Il Ddl Pillon ricomparirà in settembre riscritto ed emendato quanto basta per ottenere l’approvazione dei parlamentari più dubbiosi del M5s. Il giudice del tribunale di Napoli, Stefano Celentano, lo ha definito una legge “con una matrice invasiva e punitiva” , destinata a produrre non l’equilibrio tra le figure genitoriali, ma ulteriori divisioni e conflitti, il cui obiettivo è ostacolare separazioni e divorzi, “per preservare il legame indissolubile della famiglia tradizionale”. Tenuto conto che a far introdurre nel contratto di governo le norme , “nell’interesse materiale e morale del figlio minore”, è stata, da parte della Lega, la “questione dei padri separati”, l’esito di stampo rancoroso e repressivo, che ne ha capovolto le finalità, si può dire che era previsto.

L’affido, diviso sulla base del doppio domicilio e della permanenza matematicamente “paritetica” presso un genitore e l’altro, non è stato certo pensato nell’interesse dei figli, una proprietà che si può spartire in parti uguali, fuori da ogni logica di radicamento in un luogo, in un contesto sociale educativo, come la scuola, le amicizie, una quotidianità fatta di abitudini e affetti. Altrettanto ipocrita è parlare di “diritto alla parola del minore”, quando l’ascolto è formalizzato sul modello di un processo penale: videoregistratori, presenza di un giudice e di un esperto, e dei genitori, sia pure in locale separato.

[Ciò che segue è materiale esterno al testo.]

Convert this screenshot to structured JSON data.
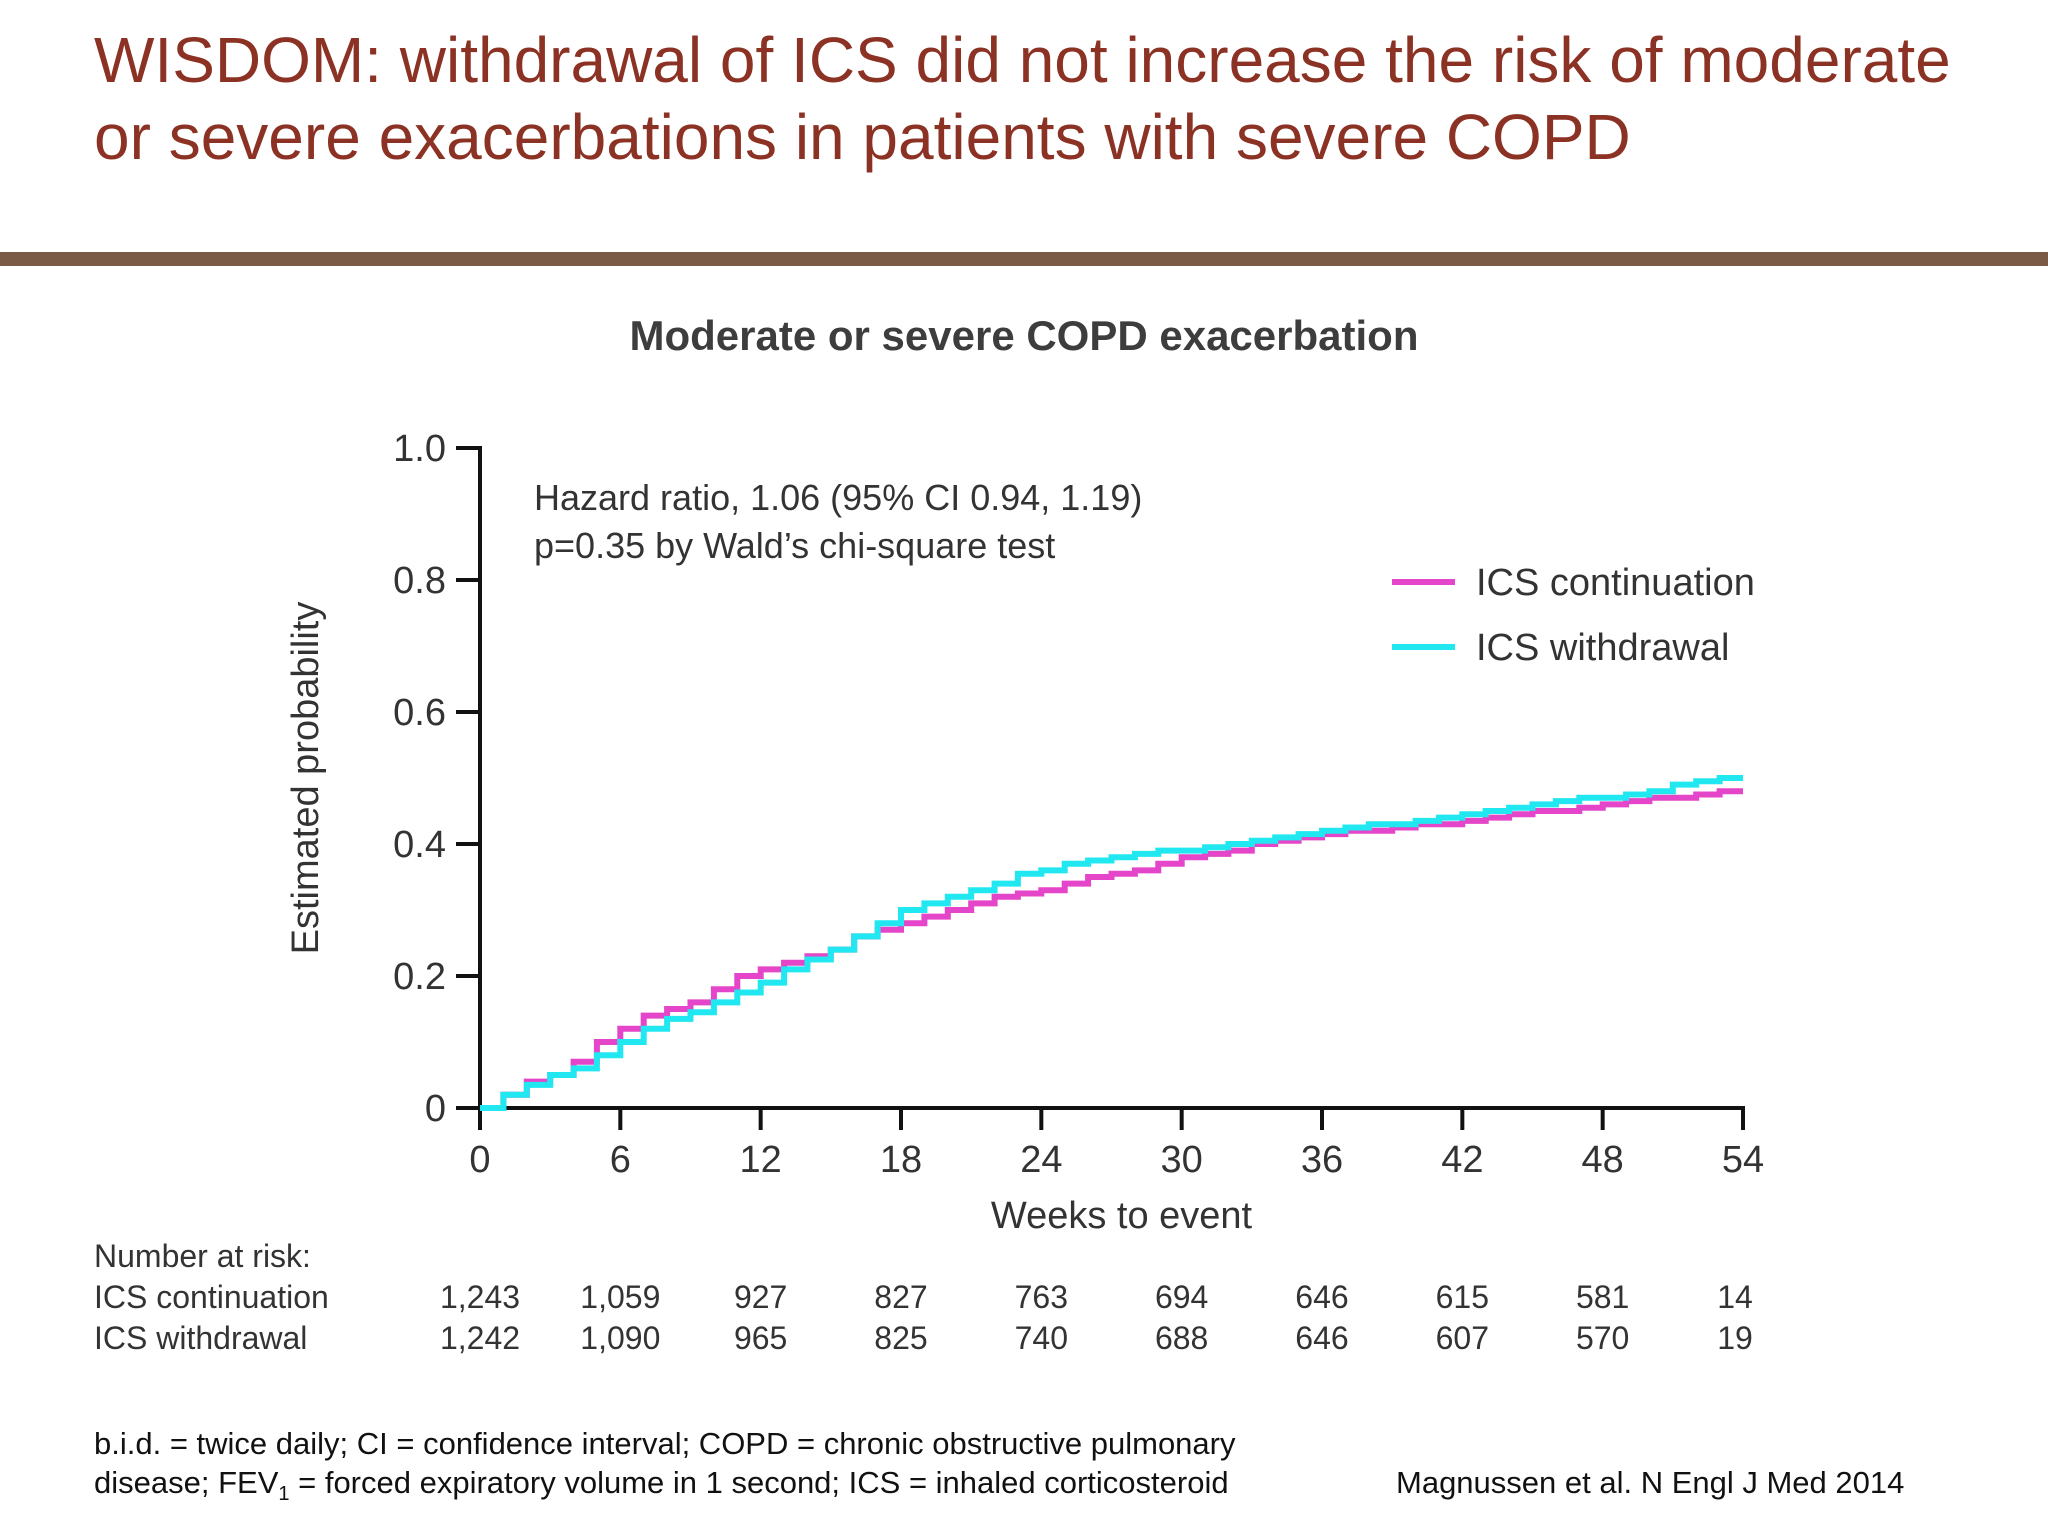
{
  "slide": {
    "title": "WISDOM: withdrawal of ICS did not increase the risk of moderate or severe exacerbations in patients with severe COPD"
  },
  "chart_data": {
    "type": "line",
    "title": "Moderate or severe COPD exacerbation",
    "xlabel": "Weeks to event",
    "ylabel": "Estimated probability",
    "xlim": [
      0,
      54
    ],
    "ylim": [
      0,
      1.0
    ],
    "xticks": [
      "0",
      "6",
      "12",
      "18",
      "24",
      "30",
      "36",
      "42",
      "48",
      "54"
    ],
    "yticks": [
      "0",
      "0.2",
      "0.4",
      "0.6",
      "0.8",
      "1.0"
    ],
    "grid": false,
    "legend": "top-right",
    "annotation": {
      "line1": "Hazard ratio, 1.06 (95% CI 0.94, 1.19)",
      "line2": "p=0.35 by Wald’s chi-square test"
    },
    "series": [
      {
        "name": "ICS continuation",
        "color": "#e545c8",
        "x": [
          0,
          1,
          2,
          3,
          4,
          5,
          6,
          7,
          8,
          9,
          10,
          11,
          12,
          13,
          14,
          15,
          16,
          17,
          18,
          19,
          20,
          21,
          22,
          23,
          24,
          25,
          26,
          27,
          28,
          29,
          30,
          31,
          32,
          33,
          34,
          35,
          36,
          37,
          38,
          39,
          40,
          41,
          42,
          43,
          44,
          45,
          46,
          47,
          48,
          49,
          50,
          51,
          52,
          53,
          54
        ],
        "y": [
          0,
          0.02,
          0.04,
          0.05,
          0.07,
          0.1,
          0.12,
          0.14,
          0.15,
          0.16,
          0.18,
          0.2,
          0.21,
          0.22,
          0.23,
          0.24,
          0.26,
          0.27,
          0.28,
          0.29,
          0.3,
          0.31,
          0.32,
          0.325,
          0.33,
          0.34,
          0.35,
          0.355,
          0.36,
          0.37,
          0.38,
          0.385,
          0.39,
          0.4,
          0.405,
          0.41,
          0.415,
          0.42,
          0.42,
          0.425,
          0.43,
          0.43,
          0.435,
          0.44,
          0.445,
          0.45,
          0.45,
          0.455,
          0.46,
          0.465,
          0.47,
          0.47,
          0.475,
          0.48,
          0.48
        ]
      },
      {
        "name": "ICS withdrawal",
        "color": "#21e8f0",
        "x": [
          0,
          1,
          2,
          3,
          4,
          5,
          6,
          7,
          8,
          9,
          10,
          11,
          12,
          13,
          14,
          15,
          16,
          17,
          18,
          19,
          20,
          21,
          22,
          23,
          24,
          25,
          26,
          27,
          28,
          29,
          30,
          31,
          32,
          33,
          34,
          35,
          36,
          37,
          38,
          39,
          40,
          41,
          42,
          43,
          44,
          45,
          46,
          47,
          48,
          49,
          50,
          51,
          52,
          53,
          54
        ],
        "y": [
          0,
          0.02,
          0.035,
          0.05,
          0.06,
          0.08,
          0.1,
          0.12,
          0.135,
          0.145,
          0.16,
          0.175,
          0.19,
          0.21,
          0.225,
          0.24,
          0.26,
          0.28,
          0.3,
          0.31,
          0.32,
          0.33,
          0.34,
          0.355,
          0.36,
          0.37,
          0.375,
          0.38,
          0.385,
          0.39,
          0.39,
          0.395,
          0.4,
          0.405,
          0.41,
          0.415,
          0.42,
          0.425,
          0.43,
          0.43,
          0.435,
          0.44,
          0.445,
          0.45,
          0.455,
          0.46,
          0.465,
          0.47,
          0.47,
          0.475,
          0.48,
          0.49,
          0.495,
          0.5,
          0.5
        ]
      }
    ]
  },
  "risk_table": {
    "header": "Number at risk:",
    "rows": [
      {
        "label": "ICS continuation",
        "values": [
          "1,243",
          "1,059",
          "927",
          "827",
          "763",
          "694",
          "646",
          "615",
          "581",
          "14"
        ]
      },
      {
        "label": "ICS withdrawal",
        "values": [
          "1,242",
          "1,090",
          "965",
          "825",
          "740",
          "688",
          "646",
          "607",
          "570",
          "19"
        ]
      }
    ]
  },
  "footnote": {
    "line1": "b.i.d. = twice daily; CI = confidence interval; COPD = chronic obstructive pulmonary",
    "line2_pre": "disease; FEV",
    "line2_sub": "1",
    "line2_post": " = forced expiratory volume in 1 second; ICS = inhaled corticosteroid"
  },
  "citation": "Magnussen et al. N Engl J Med 2014"
}
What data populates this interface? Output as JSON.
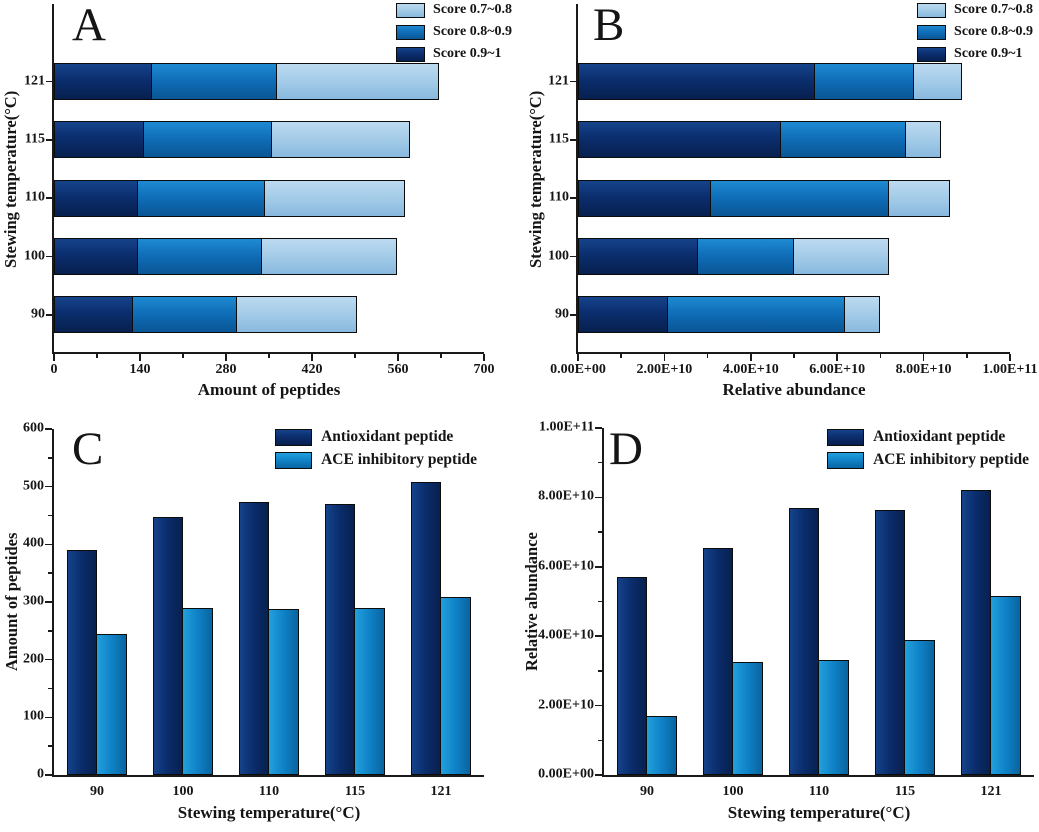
{
  "colors": {
    "score_0_9_to_1": "#0b2e6e",
    "score_0_8_to_0_9": "#0f6cb6",
    "score_0_7_to_0_8": "#a3cbe8",
    "antioxidant_peptide": "#0b2e6e",
    "ace_inhibitory_peptide": "#0f82c6",
    "axis": "#1a1a1a",
    "background": "#ffffff"
  },
  "chart_data": [
    {
      "id": "A",
      "letter": "A",
      "type": "bar",
      "orientation": "horizontal-stacked",
      "xlabel": "Amount of peptides",
      "ylabel": "Stewing temperature(°C)",
      "categories": [
        "90",
        "100",
        "110",
        "115",
        "121"
      ],
      "x_tick_labels": [
        "0",
        "140",
        "280",
        "420",
        "560",
        "700"
      ],
      "xlim": [
        0,
        700
      ],
      "grid": false,
      "legend_position": "top-right",
      "legend": [
        {
          "label": "Score 0.7~0.8",
          "key": "light"
        },
        {
          "label": "Score 0.8~0.9",
          "key": "mid"
        },
        {
          "label": "Score 0.9~1",
          "key": "dark"
        }
      ],
      "series": [
        {
          "name": "Score 0.9~1",
          "key": "dark",
          "values": [
            129,
            137,
            137,
            147,
            161
          ]
        },
        {
          "name": "Score 0.8~0.9",
          "key": "mid",
          "values": [
            170,
            203,
            207,
            209,
            203
          ]
        },
        {
          "name": "Score 0.7~0.8",
          "key": "light",
          "values": [
            195,
            219,
            228,
            224,
            263
          ]
        }
      ]
    },
    {
      "id": "B",
      "letter": "B",
      "type": "bar",
      "orientation": "horizontal-stacked",
      "xlabel": "Relative abundance",
      "ylabel": "Stewing temperature(°C)",
      "categories": [
        "90",
        "100",
        "110",
        "115",
        "121"
      ],
      "x_tick_labels": [
        "0.00E+00",
        "2.00E+10",
        "4.00E+10",
        "6.00E+10",
        "8.00E+10",
        "1.00E+11"
      ],
      "xlim": [
        0,
        100000000000.0
      ],
      "grid": false,
      "legend_position": "top-right",
      "legend": [
        {
          "label": "Score 0.7~0.8",
          "key": "light"
        },
        {
          "label": "Score 0.8~0.9",
          "key": "mid"
        },
        {
          "label": "Score 0.9~1",
          "key": "dark"
        }
      ],
      "series": [
        {
          "name": "Score 0.9~1",
          "key": "dark",
          "values": [
            21000000000.0,
            28000000000.0,
            31000000000.0,
            47000000000.0,
            55000000000.0
          ]
        },
        {
          "name": "Score 0.8~0.9",
          "key": "mid",
          "values": [
            41000000000.0,
            22000000000.0,
            41000000000.0,
            29000000000.0,
            23000000000.0
          ]
        },
        {
          "name": "Score 0.7~0.8",
          "key": "light",
          "values": [
            8000000000.0,
            22000000000.0,
            14000000000.0,
            8000000000.0,
            11000000000.0
          ]
        }
      ]
    },
    {
      "id": "C",
      "letter": "C",
      "type": "bar",
      "orientation": "vertical-grouped",
      "xlabel": "Stewing temperature(°C)",
      "ylabel": "Amount of peptides",
      "categories": [
        "90",
        "100",
        "110",
        "115",
        "121"
      ],
      "y_tick_labels": [
        "0",
        "100",
        "200",
        "300",
        "400",
        "500",
        "600"
      ],
      "ylim": [
        0,
        600
      ],
      "grid": false,
      "legend_position": "top-right",
      "legend": [
        {
          "label": "Antioxidant peptide",
          "key": "dark"
        },
        {
          "label": "ACE inhibitory peptide",
          "key": "ace"
        }
      ],
      "series": [
        {
          "name": "Antioxidant peptide",
          "key": "dark",
          "values": [
            390,
            447,
            473,
            470,
            508
          ]
        },
        {
          "name": "ACE inhibitory peptide",
          "key": "ace",
          "values": [
            245,
            290,
            288,
            290,
            308
          ]
        }
      ]
    },
    {
      "id": "D",
      "letter": "D",
      "type": "bar",
      "orientation": "vertical-grouped",
      "xlabel": "Stewing temperature(°C)",
      "ylabel": "Relative abundance",
      "categories": [
        "90",
        "100",
        "110",
        "115",
        "121"
      ],
      "y_tick_labels": [
        "0.00E+00",
        "2.00E+10",
        "4.00E+10",
        "6.00E+10",
        "8.00E+10",
        "1.00E+11"
      ],
      "ylim": [
        0,
        100000000000.0
      ],
      "grid": false,
      "legend_position": "top-right",
      "legend": [
        {
          "label": "Antioxidant peptide",
          "key": "dark"
        },
        {
          "label": "ACE inhibitory peptide",
          "key": "ace"
        }
      ],
      "series": [
        {
          "name": "Antioxidant peptide",
          "key": "dark",
          "values": [
            57000000000.0,
            65500000000.0,
            77000000000.0,
            76500000000.0,
            82000000000.0
          ]
        },
        {
          "name": "ACE inhibitory peptide",
          "key": "ace",
          "values": [
            17000000000.0,
            32500000000.0,
            33000000000.0,
            39000000000.0,
            51500000000.0
          ]
        }
      ]
    }
  ]
}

Che si tratti di una contrapposizione conflittuale tra adulti è evidente, ma è altrettanto incontestabile, come hanno ampiamente detto tutte le analisi e le prese di posizione delle associazioni femminili e femministe, che l’accanimento vendicativo è rivolto prima di tutto alle donne: tolto l’assegno di mantenimento, resa più difficile la denuncia di un marito violento per paura di perdere il figlio, che le si accusi di averlo messo contro il padre, costrette a cercare “compromessi” con l’uomo da cui dovrebbero allontanarsi.

Ma c’è tuttavia un aspetto che è passato in ombra, forse perché avrebbe costretto a prendere atto che si tratta non di un conflitto ma di un rapporto di potere che emerge oggi, nel privato come nel pubblico, in tutte le sue forme, invisibili e manifeste, e in tutta le sue ambiguità e contraddizioni.

E’ l’accostamento tra la giusta richiesta della responsabilità condivisa tra madri e padri –ma si potrebbe dire più in generale tra uomini e donne per quanto riguarda la cura e la crescita dei figli, la conservazione della vita, il benessere materiale e psicologico di tutti gli esseri umani- e i casi di separazione e divorzio. La consapevolezza di quello che ha significato nel corso di una storia millenaria la divisione sessuale del lavoro (moglie e madre, lavoro domestico e lavoro di cura). Doti naturali femminili da elargire con amore e negazione di sé, che sembrano possano fare la loro comparsa, in modo stravolto e rivendicativo, solo quando le donne dimostrano di non voler più essere quel corpo a disposizione di altri.

E’ quello che succede per i femminicidi, legati quasi sempre alla decisione della donna di separarsi o di denunciare la violenza di coppia, ed è quello che in forme non mortali ma non meno devastanti si verifica quando si criminalizza l’aborto o, quando, come nel caso del Ddl Pillon, si approvano norme che dietro l’apparente volontà di limitare il potere delle madri, le costringe di fatto a tornare nei ruoli tradizionali, sempre più vacillanti. La difficoltà maggiore che incontrano le nuove consapevolezze e il lungo percorso culturale e politico del movimento delle donne, sembra legata agli annodamenti profondi, arcaici, mai indagati quanto meritavano, di un potere dove ancora si intrecciano amore e odio, sopraffazione dipendenza, esibizione di forza e fragilità. Finché la liberazione delle donne viene scambiata per un capovolgimento di poteri –perché tale è l’immaginario maschile -, gli uomini finiranno inevitabilmente per ripiegare, vittimizzandosi, su logiche di guerra.

Che a fronte della sequenza allarmante e pressoché quotidiana dei femminicidi la risposta sia nel Ddl Pillon, nel tentativo di restaurare un ordine autoritario e patriarcale che ha perso, non da ora, la sua credibilità, fa pensare che siamo ancora lontano dall’assunzione di una responsabilità maschile, non solo per quanto riguarda i figli, ma il modello di civiltà.